Part of the art of the deal is giving your opponent a soft place to land. Seeing no soft places, Republicans are increasingly concluding that Obama doesn't want a deal.
This is not the only possible interpretation of these events. Obama could be a ruthless negotiator, trying to squeeze every possible concession out of Republicans before agreeing to their last offer at the last minute. He could also be an unskilled negotiator who misjudges his opponents, overreaches wildly and backs unintentionally off the cliff. See Bob Woodward's "The Price of Politics."
But in any case, Obama has a higher tolerance for cliff-diving than Republican leaders, which gives the president a negotiating advantage. The Democratic left is perfectly comfortable with most consequences of the cliff — large defense spending cuts, tax rates back to Bill Clinton levels for everyone, Republicans blamed for defending the rich. Obama may be calculating that his leverage with the House would be even greater in January.
As the weeks of pain go by, political pressure might grow so heavy on the GOP that Obama could essentially dictate terms — whatever mix of tax increases, tax cuts and spending he wishes.
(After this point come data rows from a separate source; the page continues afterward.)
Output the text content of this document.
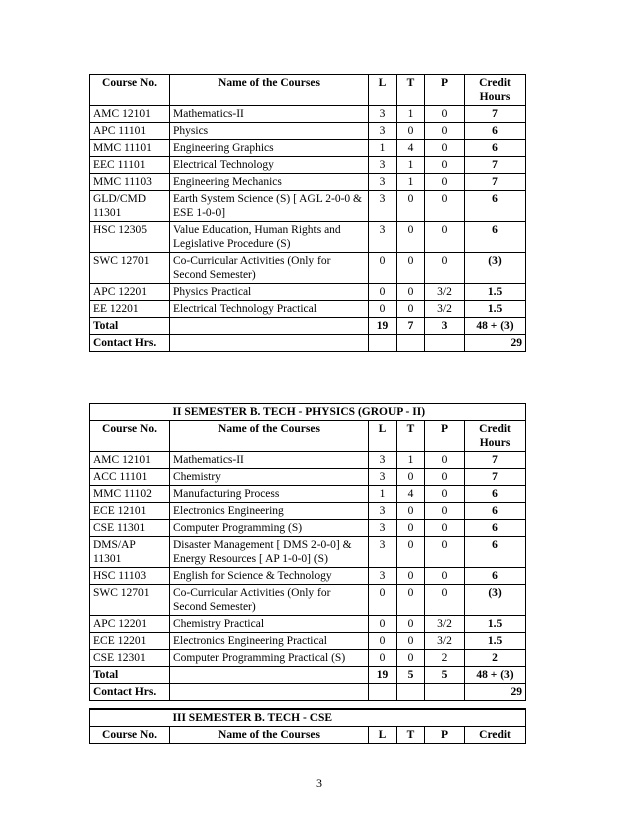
Course No.	Name of the Courses	L	T	P	Credit Hours
AMC 12101	Mathematics-II	3	1	0	7
APC 11101	Physics	3	0	0	6
MMC 11101	Engineering Graphics	1	4	0	6
EEC 11101	Electrical Technology	3	1	0	7
MMC 11103	Engineering Mechanics	3	1	0	7
GLD/CMD 11301	Earth System Science (S) [ AGL 2-0-0 & ESE 1-0-0]	3	0	0	6
HSC 12305	Value Education, Human Rights and Legislative Procedure (S)	3	0	0	6
SWC 12701	Co-Curricular Activities (Only for Second Semester)	0	0	0	(3)
APC 12201	Physics Practical	0	0	3/2	1.5
EE 12201	Electrical Technology Practical	0	0	3/2	1.5
Total		19	7	3	48 + (3)
Contact Hrs.					29
	II SEMESTER B. TECH - PHYSICS (GROUP - II)				
Course No.	Name of the Courses	L	T	P	Credit Hours
AMC 12101	Mathematics-II	3	1	0	7
ACC 11101	Chemistry	3	0	0	7
MMC 11102	Manufacturing Process	1	4	0	6
ECE 12101	Electronics Engineering	3	0	0	6
CSE 11301	Computer Programming (S)	3	0	0	6
DMS/AP 11301	Disaster Management [ DMS 2-0-0] & Energy Resources [ AP 1-0-0] (S)	3	0	0	6
HSC 11103	English for Science & Technology	3	0	0	6
SWC 12701	Co-Curricular Activities (Only for Second Semester)	0	0	0	(3)
APC 12201	Chemistry Practical	0	0	3/2	1.5
ECE 12201	Electronics Engineering Practical	0	0	3/2	1.5
CSE 12301	Computer Programming Practical (S)	0	0	2	2
Total		19	5	5	48 + (3)
Contact Hrs.					29
	III SEMESTER B. TECH - CSE				
Course No.	Name of the Courses	L	T	P	Credit
3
The risk of this strategy is serious — market panic, credit downgrade and recession. The political reward for Democrats might also be considerable: marginalization of the GOP based on a three-point presidential victory.
Republicans have begun to realize their poor negotiating position — the reason they cave a bit more with each passing week. Some are contemplating a strategic retreat. House leaders are considering a variety of approaches that would move rates up marginally on the wealthy, perhaps to 37 percent, while postponing the spending battle until the debt limit debate in March, or even until 2014.
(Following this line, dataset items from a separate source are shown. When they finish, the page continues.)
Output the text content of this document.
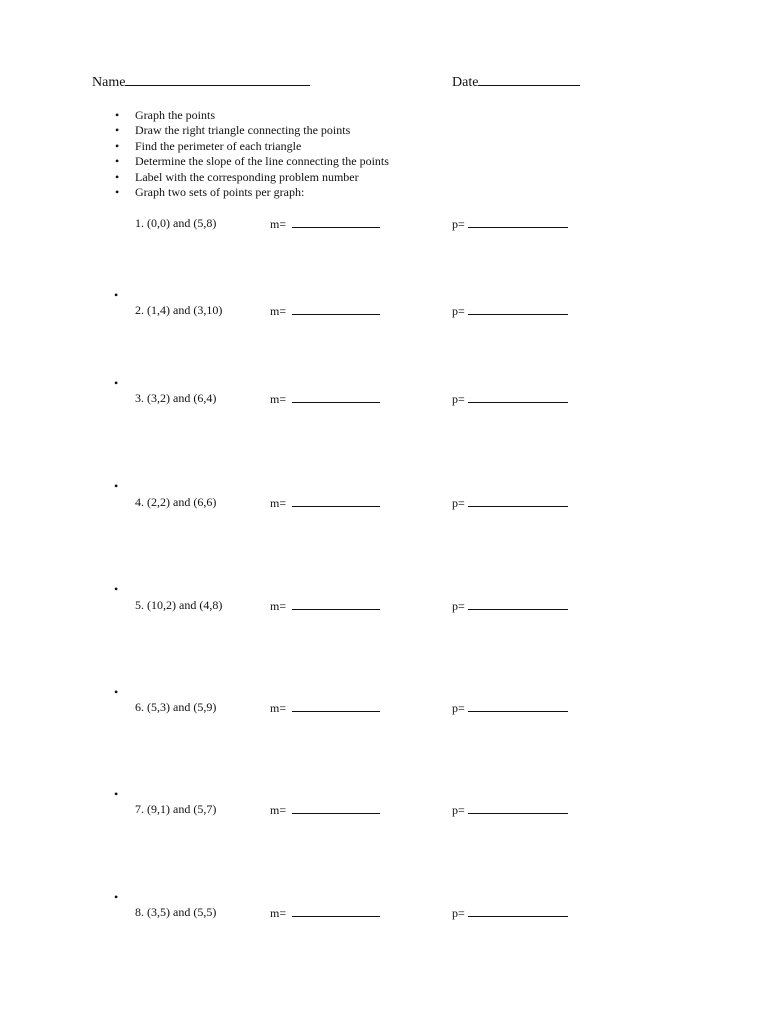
Name	Date
• Graph the points
• Draw the right triangle connecting the points
• Find the perimeter of each triangle
• Determine the slope of the line connecting the points
• Label with the corresponding problem number
• Graph two sets of points per graph:
1. (0,0) and (5,8)	m=	p=
•
2. (1,4) and (3,10)	m=	p=
•
3. (3,2) and (6,4)	m=	p=
•
4. (2,2) and (6,6)	m=	p=
•
5. (10,2) and (4,8)	m=	p=
•
6. (5,3) and (5,9)	m=	p=
•
7. (9,1) and (5,7)	m=	p=
•
8. (3,5) and (5,5)	m=	p=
While this would be a GOP loss, at least Republicans would be taking matters into their own hands. But there is a serious question whether any legislation pre-emptively increasing tax rates would get enough GOP votes in the House. It is one thing to know that your political emasculation is inevitable. It is another to take a hand in it.
There is a political problem at the heart of the budget debate. If Democrats get what they want — tax-rate increases on the wealthy — they can crow about it in public. If Republicans get what they want — structural reductions in entitlement spending — they are unable to crow. Their motivation is fiscal and ideological, not political.
Despite Rep. Paul Ryan's best efforts, entitlement reform is not yet a popular, bottom-up political movement. It won't happen unless the president leads — providing cover for the political class to move together. Democrats must be dragged into it. Republicans must be constantly reassured they aren't being herded toward political slaughter.
But Obama doesn't seem particularly interested in this project. He talks about a "balanced approach" but focuses almost entirely on tax-rate increases that would fill about 7 percent of the deficit hole.
Since the election, there has been no difference in content, strategy or tone than if Howard Dean had been elected president. The failure to secure a grand bargain — either by design or through incompetence — would be a lost opportunity for the country and the president himself.
Putting the budget on a sustainable path, then moving on to pass immigration reform, would be historic achievements of the first order. But Obama must suddenly find the skill to squeeze the political system without breaking it to pieces.